Strona:PL Dumas - Naszyjnik Królowej.djvu/237

Z Wikiźródeł, wolnej biblioteki
Ta strona została przepisana.

— Miljon sześćset tysięcy liwrów — odparł jubiler. Beausire powtórzył cyfrę ambasadorowi.
— To za drogo o sto tysięcy liwrów — odpowiedział don Manoël.
— Ekscelencjo — rzekł jubiler — niepodobna ściśle oznaczyć zysków na tak cennym przedmiocie; aby ułożyć naszyjnik takiej wartości, trzeba było poszukiwań i podróży, które przeraziłby tych, coby je tak znali, jak ja.
— O sto tysięcy liwrów za drogo — powtórzył zacięty Portugalczyk.
Bochner okazał pewną chwiejność. Podejrzliwość kupca najlepiej uspakaja to, gdy kupujący targuje się zawzięcie.
— Nie jestem w możności — rzekł po chwili wahania — przystać na obniżenie ceny, bo w takim razie straciłbym cały zysk.
Don Manoël wysłuchał tego w przekładzie Beausira i powstał. Beausire zaś zamknął futerał i zwrócił go Bochnerowi.

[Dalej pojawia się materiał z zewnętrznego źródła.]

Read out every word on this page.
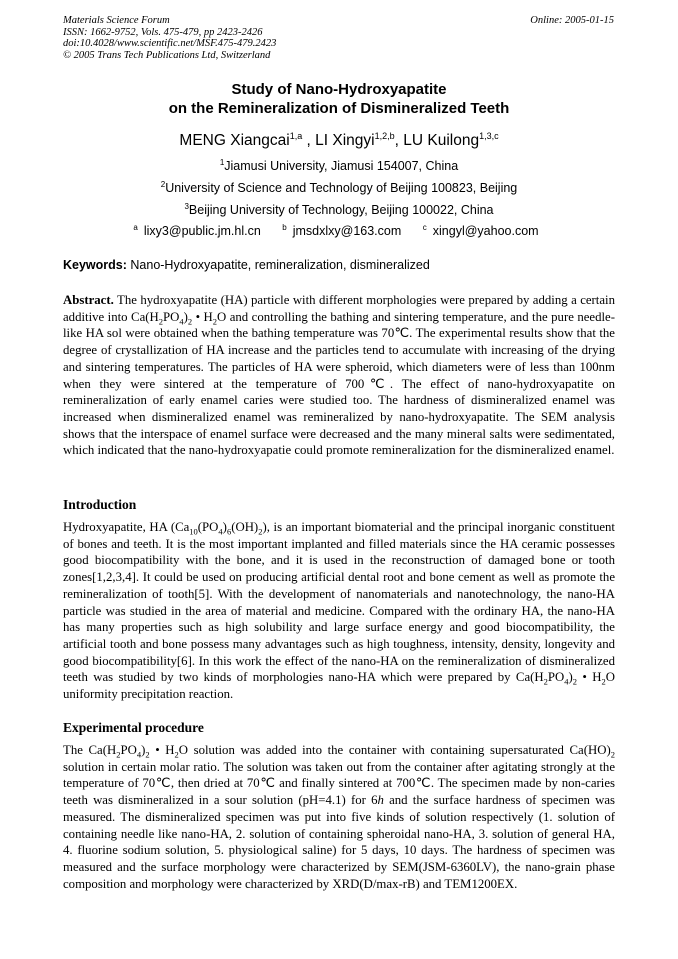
Materials Science Forum
ISSN: 1662-9752, Vols. 475-479, pp 2423-2426
doi:10.4028/www.scientific.net/MSF.475-479.2423
© 2005 Trans Tech Publications Ltd, Switzerland
Online: 2005-01-15
Study of Nano-Hydroxyapatite
on the Remineralization of Dismineralized Teeth
MENG Xiangcai$^{1,a}$ , LI Xingyi$^{1,2,b}$, LU Kuilong$^{1,3,c}$
$^1$Jiamusi University, Jiamusi 154007, China
$^2$University of Science and Technology of Beijing 100823, Beijing
$^3$Beijing University of Technology, Beijing 100022, China
$^a$ lixy3@public.jm.hl.cn	$^b$ jmsdxlxy@163.com	$^c$ xingyl@yahoo.com
Keywords: Nano-Hydroxyapatite, remineralization, dismineralized
Abstract. The hydroxyapatite (HA) particle with different morphologies were prepared by adding a certain additive into $Ca(H_2PO_4)_2$ • $H_2O$ and controlling the bathing and sintering temperature, and the pure needle-like HA sol were obtained when the bathing temperature was 70℃. The experimental results show that the degree of crystallization of HA increase and the particles tend to accumulate with increasing of the drying and sintering temperatures. The particles of HA were spheroid, which diameters were of less than 100nm when they were sintered at the temperature of 700℃. The effect of nano-hydroxyapatite on remineralization of early enamel caries were studied too. The hardness of dismineralized enamel was increased when dismineralized enamel was remineralized by nano-hydroxyapatite. The SEM analysis shows that the interspace of enamel surface were decreased and the many mineral salts were sedimentated, which indicated that the nano-hydroxyapatie could promote remineralization for the dismineralized enamel.
Introduction
Hydroxyapatite, HA $(Ca_{10}(PO_4)_6(OH)_2)$, is an important biomaterial and the principal inorganic constituent of bones and teeth. It is the most important implanted and filled materials since the HA ceramic possesses good biocompatibility with the bone, and it is used in the reconstruction of damaged bone or tooth zones[1,2,3,4]. It could be used on producing artificial dental root and bone cement as well as promote the remineralization of tooth[5]. With the development of nanomaterials and nanotechnology, the nano-HA particle was studied in the area of material and medicine. Compared with the ordinary HA, the nano-HA has many properties such as high solubility and large surface energy and good biocompatibility, the artificial tooth and bone possess many advantages such as high toughness, intensity, density, longevity and good biocompatibility[6]. In this work the effect of the nano-HA on the remineralization of dismineralized teeth was studied by two kinds of morphologies nano-HA which were prepared by $Ca(H_2PO_4)_2$ • $H_2O$ uniformity precipitation reaction.
Experimental procedure
The $Ca(H_2PO_4)_2$ • $H_2O$ solution was added into the container with containing supersaturated $Ca(HO)_2$ solution in certain molar ratio. The solution was taken out from the container after agitating strongly at the temperature of 70℃, then dried at 70℃ and finally sintered at 700℃. The specimen made by non-caries teeth was dismineralized in a sour solution (pH=4.1) for 6h and the surface hardness of specimen was measured. The dismineralized specimen was put into five kinds of solution respectively (1. solution of containing needle like nano-HA, 2. solution of containing spheroidal nano-HA, 3. solution of general HA, 4. fluorine sodium solution, 5. physiological saline) for 5 days, 10 days. The hardness of specimen was measured and the surface morphology were characterized by SEM(JSM-6360LV), the nano-grain phase composition and morphology were characterized by XRD(D/max-rB) and TEM1200EX.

— W każdym razie porozumiem się jeszcze z panem Bossange; czy ekscelencja na to przystaje?
— A co to ma znaczyć?... — zapytał Beausire.
— Pan ambasador zgadza się na miljon pięćkroć sto tysięcy liwrów, za naszyjnik, nieprawdaż?...
— Jego ekscelencja, co raz powie, nie cofa nigdy — z portugalska odparł Beausire — lecz nie znosi nudnych targowań.
— Ależ pojmuje pan sekretarz, że obowiązany jestem, pomówić ze swoim wspólnikiem?
— O! i owszem, panie Bochner.
— I owszem — powtórzył po portugalsku don Manoël, który pochwycił znaczenie słów Bochnera — lecz i mnie potrzebna prędka wiadomość.
— Więc dobrze, ekscelencjo, jeżeli wspólnik mój zgodzi się na obniżkę ceny, ja zgadzam się na nią z góry.
— Dobrze.
— Pozostaje jeszcze sposób wypłaty.
— Pod tym względem żadnej nie będziesz miał pan trudności — rzekł Beausire. — Jak pan chcesz być zapłaconym?
— Ależ — rzekł, śmiejąc się, Bochner — gotówką, jeżeli można.